Man gets life for beating son to death

Benearl Lewis
Benearl Lewis

NEW BOSTON, Texas-A father who beat his 4-year-old son to death earlier this year was sentenced to life in prison Friday by a Bowie County jury.

Benearl Jermane Lewis Jr., 25, was ordered to pay a maximum $10,000 fine as well. A jury of nine women and three men convicted Lewis Thursday of felony murder in the death of little D'Money Lewis.

D'Money's mother, Khadijah Wright, 26, is scheduled for trial Dec. 11 before 5th District Judge Bill Miller on a charge of injury to a child by omission. Wright faces five to 99 years or life if convicted.

Witnesses at Benearl Lewis' trial testified that a Child Protective Services safety plan was in place at the time of D'Money's death that prohibited Benearl Lewis from being alone with his children or from spending the night in the home with them.
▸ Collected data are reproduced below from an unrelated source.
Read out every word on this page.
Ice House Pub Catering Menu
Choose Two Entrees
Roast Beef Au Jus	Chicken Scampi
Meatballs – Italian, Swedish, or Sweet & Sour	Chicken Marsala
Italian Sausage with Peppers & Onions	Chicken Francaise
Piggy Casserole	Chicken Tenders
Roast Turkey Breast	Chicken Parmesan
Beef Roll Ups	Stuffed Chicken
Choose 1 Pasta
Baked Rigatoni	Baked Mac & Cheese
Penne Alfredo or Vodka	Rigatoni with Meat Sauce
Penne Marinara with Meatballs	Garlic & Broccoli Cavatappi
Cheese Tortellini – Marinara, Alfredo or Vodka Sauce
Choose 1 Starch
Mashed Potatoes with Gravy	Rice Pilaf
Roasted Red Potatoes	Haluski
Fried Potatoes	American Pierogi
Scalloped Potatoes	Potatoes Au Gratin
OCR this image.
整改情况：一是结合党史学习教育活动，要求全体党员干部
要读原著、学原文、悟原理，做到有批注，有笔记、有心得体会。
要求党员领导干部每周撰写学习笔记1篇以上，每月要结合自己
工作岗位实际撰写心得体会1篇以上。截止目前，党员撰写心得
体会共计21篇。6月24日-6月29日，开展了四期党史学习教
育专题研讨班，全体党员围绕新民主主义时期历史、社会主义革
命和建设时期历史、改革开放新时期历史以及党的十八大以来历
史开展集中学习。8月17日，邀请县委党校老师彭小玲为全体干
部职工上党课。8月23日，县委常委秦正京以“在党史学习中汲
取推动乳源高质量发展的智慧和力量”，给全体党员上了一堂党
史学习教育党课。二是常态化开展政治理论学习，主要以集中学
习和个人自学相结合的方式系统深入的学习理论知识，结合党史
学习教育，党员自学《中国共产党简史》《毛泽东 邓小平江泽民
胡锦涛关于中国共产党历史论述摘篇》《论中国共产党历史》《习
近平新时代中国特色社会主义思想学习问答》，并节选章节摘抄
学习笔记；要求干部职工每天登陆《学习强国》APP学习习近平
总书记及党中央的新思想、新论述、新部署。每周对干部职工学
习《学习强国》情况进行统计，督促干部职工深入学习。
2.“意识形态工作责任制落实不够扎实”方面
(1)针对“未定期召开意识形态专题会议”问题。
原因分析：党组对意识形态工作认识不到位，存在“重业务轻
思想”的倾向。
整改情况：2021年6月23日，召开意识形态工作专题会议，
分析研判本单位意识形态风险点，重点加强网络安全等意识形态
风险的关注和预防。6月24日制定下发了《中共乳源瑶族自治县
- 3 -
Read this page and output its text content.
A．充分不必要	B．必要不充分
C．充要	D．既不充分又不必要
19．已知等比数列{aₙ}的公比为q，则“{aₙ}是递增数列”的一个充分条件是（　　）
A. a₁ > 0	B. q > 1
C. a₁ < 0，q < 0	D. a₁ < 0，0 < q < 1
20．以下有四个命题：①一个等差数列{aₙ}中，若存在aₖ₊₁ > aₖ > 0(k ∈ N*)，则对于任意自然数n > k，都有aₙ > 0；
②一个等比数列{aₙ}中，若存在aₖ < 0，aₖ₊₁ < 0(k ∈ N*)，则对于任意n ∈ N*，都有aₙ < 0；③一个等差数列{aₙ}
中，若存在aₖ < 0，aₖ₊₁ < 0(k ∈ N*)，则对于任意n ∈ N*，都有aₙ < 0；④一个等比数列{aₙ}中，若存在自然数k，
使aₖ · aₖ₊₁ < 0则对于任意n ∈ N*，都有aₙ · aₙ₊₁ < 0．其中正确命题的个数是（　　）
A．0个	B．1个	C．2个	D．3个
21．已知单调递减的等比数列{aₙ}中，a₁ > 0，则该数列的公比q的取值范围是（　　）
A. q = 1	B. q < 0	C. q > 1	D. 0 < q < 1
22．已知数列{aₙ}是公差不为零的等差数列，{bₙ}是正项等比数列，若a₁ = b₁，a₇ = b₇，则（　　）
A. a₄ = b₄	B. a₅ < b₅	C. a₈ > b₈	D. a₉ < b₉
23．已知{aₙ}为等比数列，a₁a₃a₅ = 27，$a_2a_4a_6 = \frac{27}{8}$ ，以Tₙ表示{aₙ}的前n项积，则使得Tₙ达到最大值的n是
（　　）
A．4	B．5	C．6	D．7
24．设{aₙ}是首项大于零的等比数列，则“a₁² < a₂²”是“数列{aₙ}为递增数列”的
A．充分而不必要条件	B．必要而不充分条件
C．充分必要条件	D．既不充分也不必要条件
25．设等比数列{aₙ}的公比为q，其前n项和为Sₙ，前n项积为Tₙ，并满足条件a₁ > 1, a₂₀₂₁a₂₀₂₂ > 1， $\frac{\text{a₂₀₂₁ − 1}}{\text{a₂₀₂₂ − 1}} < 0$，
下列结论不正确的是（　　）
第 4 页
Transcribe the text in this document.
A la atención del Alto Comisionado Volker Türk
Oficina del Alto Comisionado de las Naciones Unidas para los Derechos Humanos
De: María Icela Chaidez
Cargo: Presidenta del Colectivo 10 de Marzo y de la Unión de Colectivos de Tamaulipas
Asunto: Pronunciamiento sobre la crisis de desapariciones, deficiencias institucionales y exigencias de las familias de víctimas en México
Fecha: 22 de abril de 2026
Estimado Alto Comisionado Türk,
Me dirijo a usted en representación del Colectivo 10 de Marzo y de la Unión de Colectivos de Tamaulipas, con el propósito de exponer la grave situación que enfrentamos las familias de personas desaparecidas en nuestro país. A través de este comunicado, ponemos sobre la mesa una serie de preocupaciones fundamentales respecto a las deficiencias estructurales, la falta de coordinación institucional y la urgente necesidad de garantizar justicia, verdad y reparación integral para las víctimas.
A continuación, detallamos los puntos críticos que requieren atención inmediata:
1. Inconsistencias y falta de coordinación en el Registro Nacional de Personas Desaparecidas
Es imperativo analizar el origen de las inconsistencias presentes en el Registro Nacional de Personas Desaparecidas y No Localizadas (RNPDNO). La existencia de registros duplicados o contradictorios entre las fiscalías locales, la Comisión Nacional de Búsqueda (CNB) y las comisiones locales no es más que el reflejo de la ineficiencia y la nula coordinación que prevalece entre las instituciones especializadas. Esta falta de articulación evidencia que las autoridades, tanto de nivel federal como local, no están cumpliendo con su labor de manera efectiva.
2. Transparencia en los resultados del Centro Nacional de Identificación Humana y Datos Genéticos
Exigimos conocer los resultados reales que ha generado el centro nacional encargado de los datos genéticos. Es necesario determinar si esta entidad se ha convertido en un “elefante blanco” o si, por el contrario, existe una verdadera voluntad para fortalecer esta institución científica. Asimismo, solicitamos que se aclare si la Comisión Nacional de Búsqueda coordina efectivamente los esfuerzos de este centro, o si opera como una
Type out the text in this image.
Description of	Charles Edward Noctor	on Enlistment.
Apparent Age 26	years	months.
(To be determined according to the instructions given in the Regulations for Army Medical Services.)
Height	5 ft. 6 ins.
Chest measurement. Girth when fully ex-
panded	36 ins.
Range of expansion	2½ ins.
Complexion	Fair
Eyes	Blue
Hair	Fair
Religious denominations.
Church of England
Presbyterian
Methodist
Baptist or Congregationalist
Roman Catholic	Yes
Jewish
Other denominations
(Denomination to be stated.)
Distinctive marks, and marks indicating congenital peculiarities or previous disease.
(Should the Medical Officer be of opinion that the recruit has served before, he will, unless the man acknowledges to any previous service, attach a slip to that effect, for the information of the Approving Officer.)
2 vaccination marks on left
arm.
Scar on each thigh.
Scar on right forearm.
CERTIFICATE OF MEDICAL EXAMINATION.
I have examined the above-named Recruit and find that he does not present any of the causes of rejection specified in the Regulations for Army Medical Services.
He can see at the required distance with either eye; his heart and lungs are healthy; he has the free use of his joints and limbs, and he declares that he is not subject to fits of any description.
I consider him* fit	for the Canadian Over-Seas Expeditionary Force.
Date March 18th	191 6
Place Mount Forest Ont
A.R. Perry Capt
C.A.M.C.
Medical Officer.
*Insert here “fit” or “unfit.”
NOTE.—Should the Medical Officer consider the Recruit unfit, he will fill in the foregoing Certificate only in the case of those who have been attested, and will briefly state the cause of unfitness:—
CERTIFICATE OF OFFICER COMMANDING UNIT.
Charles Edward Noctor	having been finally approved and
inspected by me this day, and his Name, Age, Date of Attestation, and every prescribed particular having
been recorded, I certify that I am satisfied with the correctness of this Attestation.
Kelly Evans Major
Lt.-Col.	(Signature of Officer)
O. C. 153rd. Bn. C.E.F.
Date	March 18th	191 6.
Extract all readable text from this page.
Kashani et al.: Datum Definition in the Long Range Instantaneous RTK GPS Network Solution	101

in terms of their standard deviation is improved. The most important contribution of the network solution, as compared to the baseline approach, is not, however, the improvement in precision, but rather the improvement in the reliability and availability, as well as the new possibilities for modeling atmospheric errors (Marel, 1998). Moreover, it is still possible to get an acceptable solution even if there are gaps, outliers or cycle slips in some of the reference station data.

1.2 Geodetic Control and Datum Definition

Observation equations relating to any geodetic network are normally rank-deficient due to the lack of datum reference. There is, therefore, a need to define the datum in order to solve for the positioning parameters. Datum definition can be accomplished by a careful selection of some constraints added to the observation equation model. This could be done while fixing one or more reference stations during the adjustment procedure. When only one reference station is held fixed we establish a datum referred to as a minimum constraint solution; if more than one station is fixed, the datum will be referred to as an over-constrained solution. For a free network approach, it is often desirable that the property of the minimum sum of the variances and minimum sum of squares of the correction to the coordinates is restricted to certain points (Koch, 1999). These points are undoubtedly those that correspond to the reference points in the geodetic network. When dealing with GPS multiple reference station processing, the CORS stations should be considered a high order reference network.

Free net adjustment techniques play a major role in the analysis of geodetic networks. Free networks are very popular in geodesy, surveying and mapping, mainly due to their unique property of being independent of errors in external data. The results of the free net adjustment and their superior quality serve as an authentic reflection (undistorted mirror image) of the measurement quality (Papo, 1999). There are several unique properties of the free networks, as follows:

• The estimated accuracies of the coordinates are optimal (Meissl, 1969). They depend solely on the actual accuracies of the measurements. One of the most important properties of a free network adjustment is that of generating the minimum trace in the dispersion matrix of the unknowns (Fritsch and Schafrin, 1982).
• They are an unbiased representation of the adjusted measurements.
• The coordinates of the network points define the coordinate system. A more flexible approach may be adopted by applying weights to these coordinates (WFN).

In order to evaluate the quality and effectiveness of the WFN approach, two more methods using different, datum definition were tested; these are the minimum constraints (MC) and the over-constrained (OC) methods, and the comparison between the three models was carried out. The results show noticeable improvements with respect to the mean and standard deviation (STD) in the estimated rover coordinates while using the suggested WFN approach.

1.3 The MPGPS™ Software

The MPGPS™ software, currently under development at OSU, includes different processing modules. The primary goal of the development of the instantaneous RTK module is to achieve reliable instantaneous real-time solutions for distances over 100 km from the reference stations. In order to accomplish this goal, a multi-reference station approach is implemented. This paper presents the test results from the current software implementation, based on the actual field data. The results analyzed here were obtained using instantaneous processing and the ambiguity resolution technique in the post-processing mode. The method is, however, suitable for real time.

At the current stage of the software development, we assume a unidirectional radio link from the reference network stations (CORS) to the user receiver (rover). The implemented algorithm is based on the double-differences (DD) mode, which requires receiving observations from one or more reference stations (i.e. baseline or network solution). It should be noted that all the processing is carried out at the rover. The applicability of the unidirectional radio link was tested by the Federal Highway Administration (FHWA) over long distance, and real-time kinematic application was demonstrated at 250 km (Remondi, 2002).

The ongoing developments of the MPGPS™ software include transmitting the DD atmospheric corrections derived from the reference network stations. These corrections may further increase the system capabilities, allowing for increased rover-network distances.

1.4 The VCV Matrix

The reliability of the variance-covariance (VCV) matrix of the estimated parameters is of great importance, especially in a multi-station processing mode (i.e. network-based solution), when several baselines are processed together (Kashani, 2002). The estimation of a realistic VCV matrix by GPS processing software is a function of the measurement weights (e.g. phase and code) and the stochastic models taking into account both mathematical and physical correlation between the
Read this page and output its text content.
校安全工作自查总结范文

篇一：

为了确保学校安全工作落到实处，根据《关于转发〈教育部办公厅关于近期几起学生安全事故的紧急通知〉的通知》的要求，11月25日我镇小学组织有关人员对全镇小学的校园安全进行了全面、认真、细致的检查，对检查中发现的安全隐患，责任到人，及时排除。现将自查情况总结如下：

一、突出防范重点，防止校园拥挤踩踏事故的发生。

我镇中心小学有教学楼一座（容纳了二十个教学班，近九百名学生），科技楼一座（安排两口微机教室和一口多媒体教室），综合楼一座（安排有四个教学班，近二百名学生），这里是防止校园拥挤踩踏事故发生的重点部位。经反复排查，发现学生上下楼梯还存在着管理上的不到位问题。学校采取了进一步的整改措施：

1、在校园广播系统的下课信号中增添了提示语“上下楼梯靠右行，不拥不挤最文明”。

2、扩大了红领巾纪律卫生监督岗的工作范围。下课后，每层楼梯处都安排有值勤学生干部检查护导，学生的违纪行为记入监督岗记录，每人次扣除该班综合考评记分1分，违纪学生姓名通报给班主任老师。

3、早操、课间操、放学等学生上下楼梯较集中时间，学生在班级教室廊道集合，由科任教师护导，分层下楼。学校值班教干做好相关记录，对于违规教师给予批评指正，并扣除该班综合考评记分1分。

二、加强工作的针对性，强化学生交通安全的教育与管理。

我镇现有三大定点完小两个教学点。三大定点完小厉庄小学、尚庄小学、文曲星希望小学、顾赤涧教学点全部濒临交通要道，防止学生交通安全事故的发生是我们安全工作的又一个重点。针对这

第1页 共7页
But on the morning of March 6, Wright went to her job at a local manufacturing plant, clocking in for her 7 a.m. shift after leaving D'Money and his then 6-year-old brother at their house on Redwater Road in Wake Village in the sole care of Lewis.

Wright hastily left work without notifying a supervisor or clocking out at about 2 p.m. that day after receiving a text from Lewis and speaking briefly with him on the phone, witnesses testified. Approximately two hours later Lewis and Wright pulled up in their SUV next to a Texarkana, Texas, police car working a traffic accident on Seventh Street near Bishop Lane.

Upon learning that a small child in the SUV was unresponsive, officers summoned back a fire truck and ambulance that had just departed the crash. Firefighters scrambled to find a hard, flat surface on which to lay the young boy's body to administer CPR. When the ambulance carrying a crash victim returned to the scene, Lifenet paramedics began assisting the firemen, and D'Money was transported to Wadley Regional Medical Center in a second ambulance.

First responders were able to revive D'Money's heart, but scans performed at Wadley showed the boy's prognosis was grim. A severe traumatic head injury had caused D'Money's brain to bleed, swell, and herniate into his spinal column. He died less than 48 hours later in Arkansas Children's Hospital in Little Rock.

A medical examiner and a pediatrician specializing in child abuse cases testified that D'Money suffered damage internally around his liver and a kidney which likely was caused by a separate blow than the one that caused the head injury. Bruising was found on D'Money's back, chest, head and arms, and strap marks were noticeable on the backs of his legs. The medical examiner described scars in his groin area, which she attributed to past abuse.

Lewis told investigators and doctors that D'Money was injured when he fell from a chest freezer in the family's home, which stands 34 inches high. Medical experts testified at trial that there is no way his injuries were caused by such a fall.

"The murder of a child is an unspeakable crime, and we are thankful the jury recognized that this defendant's actions deserved nothing short of a life sentence," Assistant District Attorney Lauren Richards said. "Everyone who worked on this case from day one did everything in their power to make sure that justice was served for D'Money Lewis."

Richards and Assistant District Attorney Kelley Crisp managed the state's prosecution. Texarkana lawyer Derric McFarland represented Lewis.